Rewinding the Charts: 44 Years Ago, Creedence Clearwater Revival Topped the Beatles

In 1970, John Fogerty's band reigned as the top album artist in Billboard's first year-end spotlight.

ON DEC. 26, 1970, BILLBOARD published its first dedicated review – dubbed "Talent in Action" – of the previous 12 months' biggest acts, albums and songs. That year, the emergence of Creedence Clearwater Revival as the No. 1 album artist signaled a new era in music had arrived.

The '60s had belonged to the Beatles. But, in the wake of their April 10, 1970 breakup, CCR, from El Cerrito, Calif., and its first-place finish were emblematic of rock's changing of the guard.

The John Fogerty-led band took the title thanks in large part to its longest-running Billboard 200 No. 1 album, Cosmo's Factory, which hit the top spot on Aug. 22 and ruled for nine weeks.
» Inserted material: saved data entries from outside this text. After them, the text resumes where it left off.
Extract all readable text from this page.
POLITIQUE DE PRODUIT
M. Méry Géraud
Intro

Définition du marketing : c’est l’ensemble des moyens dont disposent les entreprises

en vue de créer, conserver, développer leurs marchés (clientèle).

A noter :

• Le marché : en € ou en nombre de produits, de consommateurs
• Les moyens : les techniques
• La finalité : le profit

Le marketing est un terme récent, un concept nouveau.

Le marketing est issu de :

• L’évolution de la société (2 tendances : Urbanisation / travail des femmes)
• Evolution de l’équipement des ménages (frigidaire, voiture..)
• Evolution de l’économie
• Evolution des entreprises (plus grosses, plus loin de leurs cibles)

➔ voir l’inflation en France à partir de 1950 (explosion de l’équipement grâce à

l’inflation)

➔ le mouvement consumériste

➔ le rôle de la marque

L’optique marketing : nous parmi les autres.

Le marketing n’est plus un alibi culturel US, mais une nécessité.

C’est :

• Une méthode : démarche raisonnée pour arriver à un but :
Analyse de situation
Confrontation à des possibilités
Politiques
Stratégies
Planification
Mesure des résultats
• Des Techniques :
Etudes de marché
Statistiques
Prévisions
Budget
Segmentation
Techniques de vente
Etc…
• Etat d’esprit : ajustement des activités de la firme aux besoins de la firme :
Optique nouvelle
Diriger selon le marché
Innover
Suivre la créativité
Of the set's three 1970 singles, "Lookin' Out My Back Door," and its B side, "Long as I Can See the Light," ranked highest (No. 36) on the year-end Billboard Hot 100.

Although CCR wouldn't last as long as the Beatles – after approximately five years together, the band broke up in 1972 – Fogerty, now 69, continues to record and perform as a solo artist.

Other notable honorees on Billboard's 1970 recap rankings: the Jackson 5 was the top singles act, with four Hot 100 No. 1s; Simon & Garfunkel earned the year's top album, Bridge Over Troubled Water, while its title track was the top Hot 100 single; and Diana Ross reigned as the top female vocalist for singles and albums.

Billboard also looked ahead with the "1971 Trendsetter Awards," singling out acts primed for further success. Among them were the Carpenters (for their "melodic harmonies"), James Taylor (a "peaceful mixture of folk and rock") and Tim Rice and Andrew Lloyd Webber, who wrote Jesus Christ Superstar, the hit musical that epitomized "the attention rock was paying to religion in 1970."

A version of this article first appeared in the Dec. 20 issue of Billboard magazine.